Recently, several western state legislatures have seen bills introduced that would authorize takeovers of publicly owned, federally managed lands. Since 2013, the Wyoming state legislature has debated nine different bills proposing the transfer of lands to state or private hands. In Utah, congressional representatives have pushed a $14 million lawsuit to force a transfer of public lands to the state. In February, Utah representative Jason Chaffetz introduced a bill in Congress to begin the disposal of lands including the new Bears Ears National Monument, though he later withdrew the bill under immense public pressure.

Yellowstone. Not a national monument but this national park is one of our most treasured public landscapes

Utah’s congressional delegation is among the act’s loudest critics. Yet at the same time that Representative Bishop calls it “the most evil act ever invented,” the state of Utah’s Office of Tourism is spending millions of dollars promoting Utah’s “Mighty 5” national parks, boasting that they “draw several million visitors from around the world each year.” Four of those “Mighty 5” — Arches, Bryce Canyon, Capitol Reef and Zion — were first protected by presidents of both parties using the Antiquities Act.

Trump’s EO on national monuments can’t be fought. But the proposed changes to these monuments that come from this EO can be and will be fought both in court and in the street and Trump is likely to lose this one just as he has with some of his other orders. Americans love their public lands and they love their national monuments. A recent poll conducted by Colorado College tells the same story as a slew of other polls over the years: over 80% of Western voters support continued protection for national monuments. And rural people are increasingly standing up for public lands.

review national monuments
El Rio Grande del Norte National Monument, New Mexico

Why? As I’ve pointed out before, areas surrounding national monuments experience stronger growth or improvement in employment, personal income and increased per-capita income than areas dominated by private or state lands. Rural Western counties with more than 30% PROTECTED public lands have seen employment rise by  345 percent more than areas without protected lands.

Trump and the Republicans are playing a dangerous game with our public lands.

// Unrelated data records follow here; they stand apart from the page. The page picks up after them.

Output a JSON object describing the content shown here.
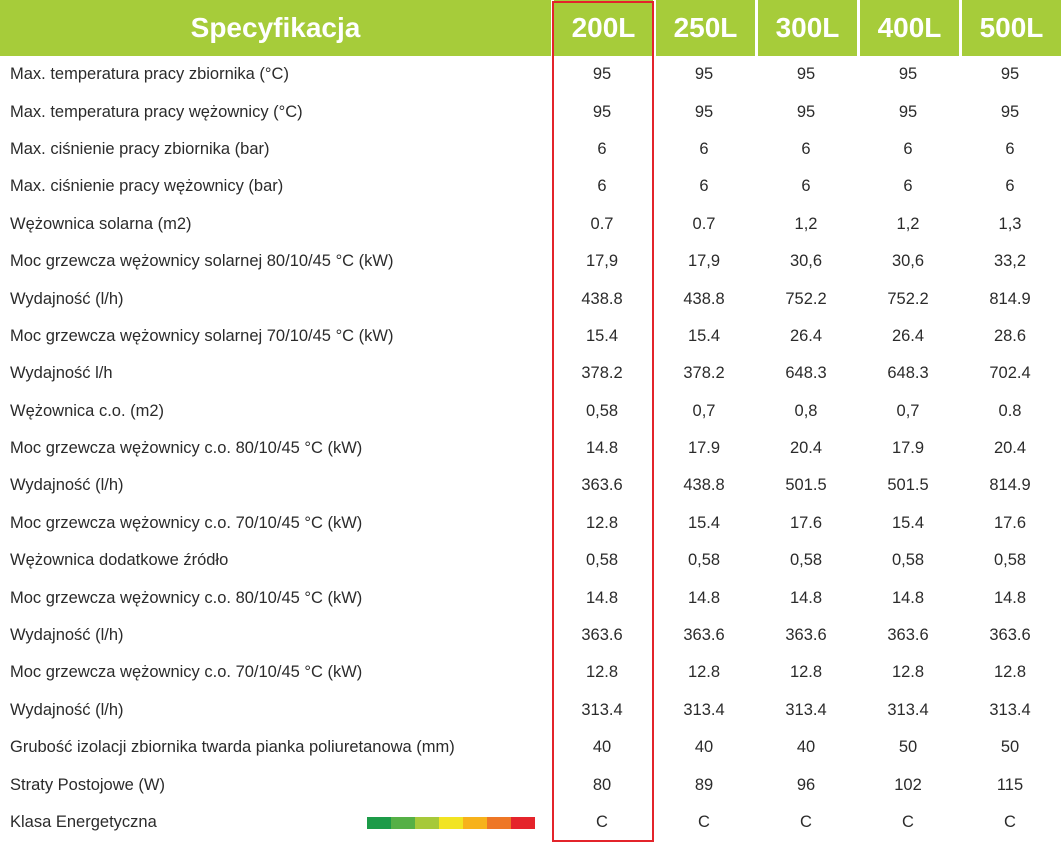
{
  "header": {
    "title": "Specyfikacja",
    "models": [
      "200L",
      "250L",
      "300L",
      "400L",
      "500L"
    ]
  },
  "rows": [
    {
      "label": "Max. temperatura pracy zbiornika (°C)",
      "values": [
        "95",
        "95",
        "95",
        "95",
        "95"
      ]
    },
    {
      "label": "Max. temperatura pracy wężownicy (°C)",
      "values": [
        "95",
        "95",
        "95",
        "95",
        "95"
      ]
    },
    {
      "label": "Max. ciśnienie pracy zbiornika (bar)",
      "values": [
        "6",
        "6",
        "6",
        "6",
        "6"
      ]
    },
    {
      "label": "Max. ciśnienie pracy wężownicy (bar)",
      "values": [
        "6",
        "6",
        "6",
        "6",
        "6"
      ]
    },
    {
      "label": "Wężownica solarna (m2)",
      "values": [
        "0.7",
        "0.7",
        "1,2",
        "1,2",
        "1,3"
      ]
    },
    {
      "label": "Moc grzewcza wężownicy solarnej 80/10/45 °C (kW)",
      "values": [
        "17,9",
        "17,9",
        "30,6",
        "30,6",
        "33,2"
      ]
    },
    {
      "label": "Wydajność (l/h)",
      "values": [
        "438.8",
        "438.8",
        "752.2",
        "752.2",
        "814.9"
      ]
    },
    {
      "label": "Moc grzewcza wężownicy solarnej 70/10/45 °C (kW)",
      "values": [
        "15.4",
        "15.4",
        "26.4",
        "26.4",
        "28.6"
      ]
    },
    {
      "label": "Wydajność l/h",
      "values": [
        "378.2",
        "378.2",
        "648.3",
        "648.3",
        "702.4"
      ]
    },
    {
      "label": "Wężownica c.o. (m2)",
      "values": [
        "0,58",
        "0,7",
        "0,8",
        "0,7",
        "0.8"
      ]
    },
    {
      "label": "Moc grzewcza wężownicy c.o. 80/10/45 °C (kW)",
      "values": [
        "14.8",
        "17.9",
        "20.4",
        "17.9",
        "20.4"
      ]
    },
    {
      "label": "Wydajność (l/h)",
      "values": [
        "363.6",
        "438.8",
        "501.5",
        "501.5",
        "814.9"
      ]
    },
    {
      "label": "Moc grzewcza wężownicy c.o. 70/10/45 °C (kW)",
      "values": [
        "12.8",
        "15.4",
        "17.6",
        "15.4",
        "17.6"
      ]
    },
    {
      "label": "Wężownica dodatkowe źródło",
      "values": [
        "0,58",
        "0,58",
        "0,58",
        "0,58",
        "0,58"
      ]
    },
    {
      "label": "Moc grzewcza wężownicy c.o. 80/10/45 °C (kW)",
      "values": [
        "14.8",
        "14.8",
        "14.8",
        "14.8",
        "14.8"
      ]
    },
    {
      "label": "Wydajność (l/h)",
      "values": [
        "363.6",
        "363.6",
        "363.6",
        "363.6",
        "363.6"
      ]
    },
    {
      "label": "Moc grzewcza wężownicy c.o. 70/10/45 °C (kW)",
      "values": [
        "12.8",
        "12.8",
        "12.8",
        "12.8",
        "12.8"
      ]
    },
    {
      "label": "Wydajność (l/h)",
      "values": [
        "313.4",
        "313.4",
        "313.4",
        "313.4",
        "313.4"
      ]
    },
    {
      "label": "Grubość izolacji zbiornika twarda pianka poliuretanowa (mm)",
      "values": [
        "40",
        "40",
        "40",
        "50",
        "50"
      ]
    },
    {
      "label": "Straty Postojowe (W)",
      "values": [
        "80",
        "89",
        "96",
        "102",
        "115"
      ]
    },
    {
      "label": "Klasa Energetyczna",
      "values": [
        "C",
        "C",
        "C",
        "C",
        "C"
      ],
      "energy_scale": true
    }
  ],
  "energy_scale_colors": [
    "#1c9b48",
    "#55b046",
    "#a6c93a",
    "#f2e422",
    "#f7b21b",
    "#ee7726",
    "#e5242b"
  ],
  "colors": {
    "header_bg": "#a6cc3a",
    "header_text": "#ffffff",
    "highlight_border": "#e3242b",
    "body_text": "#2b2b2b"
  }
}
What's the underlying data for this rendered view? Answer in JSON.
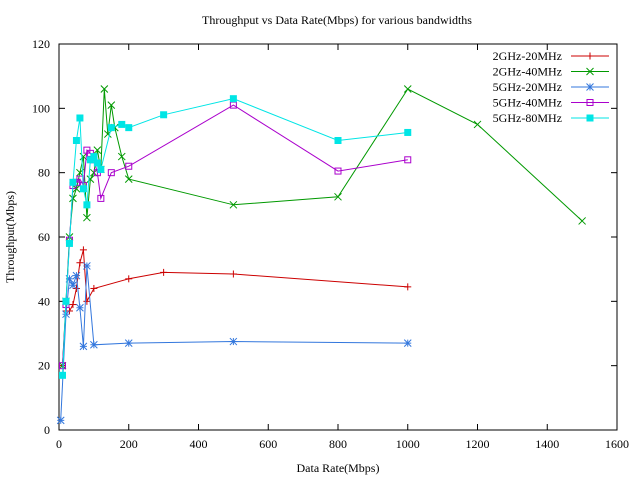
{
  "chart_data": {
    "type": "line",
    "title": "Throughput vs Data Rate(Mbps) for various bandwidths",
    "xlabel": "Data Rate(Mbps)",
    "ylabel": "Throughput(Mbps)",
    "xlim": [
      0,
      1600
    ],
    "ylim": [
      0,
      120
    ],
    "xticks": [
      "0",
      "200",
      "400",
      "600",
      "800",
      "1000",
      "1200",
      "1400",
      "1600"
    ],
    "yticks": [
      "0",
      "20",
      "40",
      "60",
      "80",
      "100",
      "120"
    ],
    "grid": false,
    "legend_position": "top-right",
    "series": [
      {
        "name": "2GHz-20MHz",
        "color": "#cc0000",
        "marker": "plus",
        "x": [
          10,
          20,
          30,
          40,
          50,
          60,
          70,
          80,
          100,
          200,
          300,
          500,
          1000
        ],
        "y": [
          20,
          37,
          37,
          39,
          44,
          52,
          56,
          40,
          44,
          47,
          49,
          48.5,
          44.5
        ]
      },
      {
        "name": "2GHz-40MHz",
        "color": "#009900",
        "marker": "x",
        "x": [
          10,
          20,
          30,
          40,
          50,
          60,
          70,
          80,
          90,
          100,
          110,
          120,
          130,
          140,
          150,
          160,
          180,
          200,
          500,
          800,
          1000,
          1200,
          1500
        ],
        "y": [
          20,
          40,
          60,
          72,
          75,
          80,
          85,
          66,
          78,
          80,
          87,
          81,
          106,
          92,
          101,
          94,
          85,
          78,
          70,
          72.5,
          106,
          95,
          65
        ]
      },
      {
        "name": "5GHz-20MHz",
        "color": "#3377dd",
        "marker": "star",
        "x": [
          5,
          20,
          30,
          40,
          50,
          60,
          70,
          80,
          100,
          200,
          500,
          1000
        ],
        "y": [
          3,
          36,
          47,
          45,
          48,
          38,
          26,
          51,
          26.5,
          27,
          27.5,
          27
        ]
      },
      {
        "name": "5GHz-40MHz",
        "color": "#aa00cc",
        "marker": "square-open",
        "x": [
          10,
          20,
          30,
          40,
          50,
          60,
          70,
          80,
          90,
          100,
          110,
          120,
          150,
          200,
          500,
          800,
          1000
        ],
        "y": [
          20,
          39,
          59,
          76,
          77,
          78,
          76,
          87,
          86,
          84,
          80,
          72,
          80,
          82,
          101,
          80.5,
          84
        ]
      },
      {
        "name": "5GHz-80MHz",
        "color": "#00e5e5",
        "marker": "square-filled",
        "x": [
          10,
          20,
          30,
          40,
          50,
          60,
          70,
          80,
          90,
          100,
          110,
          120,
          150,
          180,
          200,
          300,
          500,
          800,
          1000
        ],
        "y": [
          17,
          40,
          58,
          77,
          90,
          97,
          75,
          70,
          84,
          85,
          83,
          81,
          94,
          95,
          94,
          98,
          103,
          90,
          92.5
        ]
      }
    ]
  }
}
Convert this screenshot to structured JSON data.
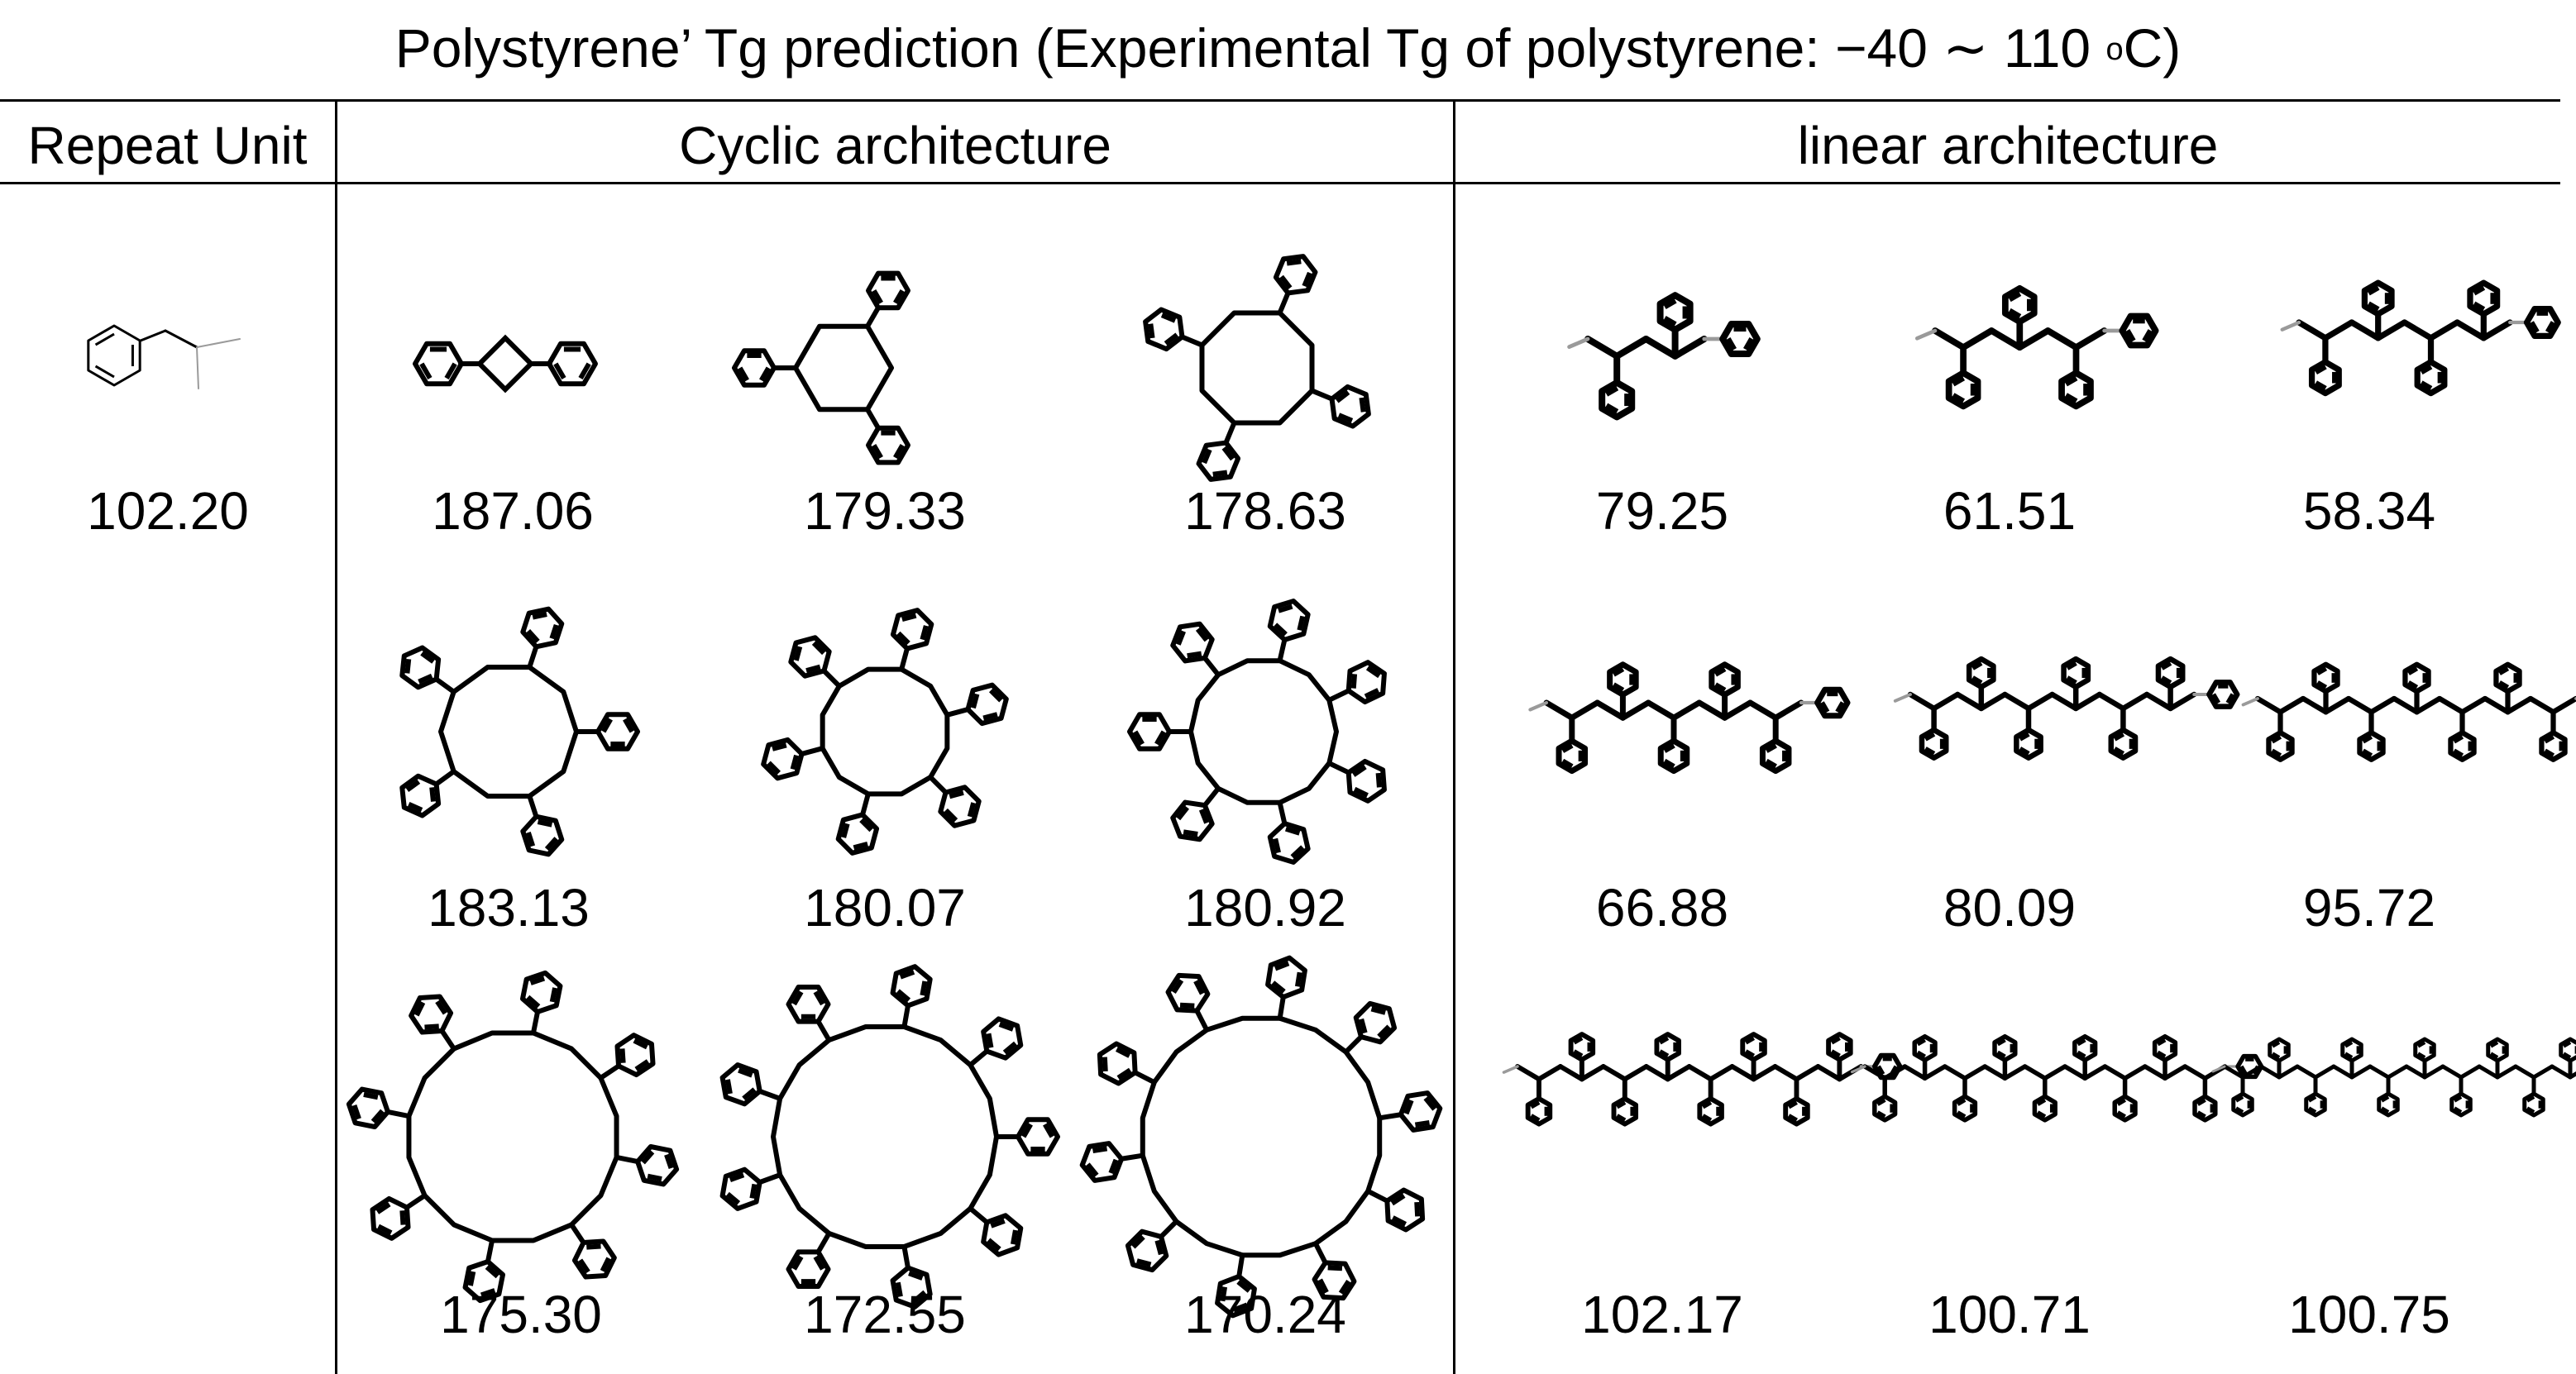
{
  "title": "Polystyrene’ Tg prediction (Experimental Tg of polystyrene: −40 ∼ 110 °C)",
  "title_parts": {
    "main": "Polystyrene’ Tg prediction (Experimental Tg of polystyrene: −40 ∼ 110 ",
    "sup": "o",
    "end": "C)"
  },
  "headers": {
    "repeat_unit": "Repeat Unit",
    "cyclic": "Cyclic architecture",
    "linear": "linear architecture"
  },
  "repeat_unit_value": "102.20",
  "cyclic_values": [
    [
      "187.06",
      "179.33",
      "178.63"
    ],
    [
      "183.13",
      "180.07",
      "180.92"
    ],
    [
      "175.30",
      "172.55",
      "170.24"
    ]
  ],
  "linear_values": [
    [
      "79.25",
      "61.51",
      "58.34"
    ],
    [
      "66.88",
      "80.09",
      "95.72"
    ],
    [
      "102.17",
      "100.71",
      "100.75"
    ]
  ],
  "structures": {
    "repeat_unit": 1,
    "cyclic_units": [
      [
        2,
        3,
        4
      ],
      [
        5,
        6,
        7
      ],
      [
        8,
        9,
        10
      ]
    ],
    "linear_units": [
      [
        2,
        3,
        4
      ],
      [
        5,
        6,
        7
      ],
      [
        8,
        9,
        10
      ]
    ]
  },
  "colors": {
    "line": "#000000",
    "bond": "#000000",
    "end_group": "#9a9a9a"
  }
}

Keep an eye on this “review” order and speak up for your public lands:

Call your Congressional Representative now and state very kindly and firmly that you oppose any shrinking or changing of national monument designations. Ask your representative to do everything they can to ensure the integrity of America’s public lands.

Write a follow up letter to your Representative stating your support for the integrity of our national monuments and your support for the Antiquities Act of 1906. Tell them that America’s public lands should remain in the hands of the public and that land management agencies such as the Forest Service, BLM and National Park Service should be fully funded so that they can properly manage our lands.

Write a letter to your local newspaper expressing your support for public lands and national monuments. Let other people know about Trump’s Executive Order and encourage them to take action.

Share this information with every hunter, fisherman, camper, hiker, birdwatcher and environmentalist you can. The one issue that constantly unites Republicans and Democrats is public lands. Encourage everyone to call their congressman.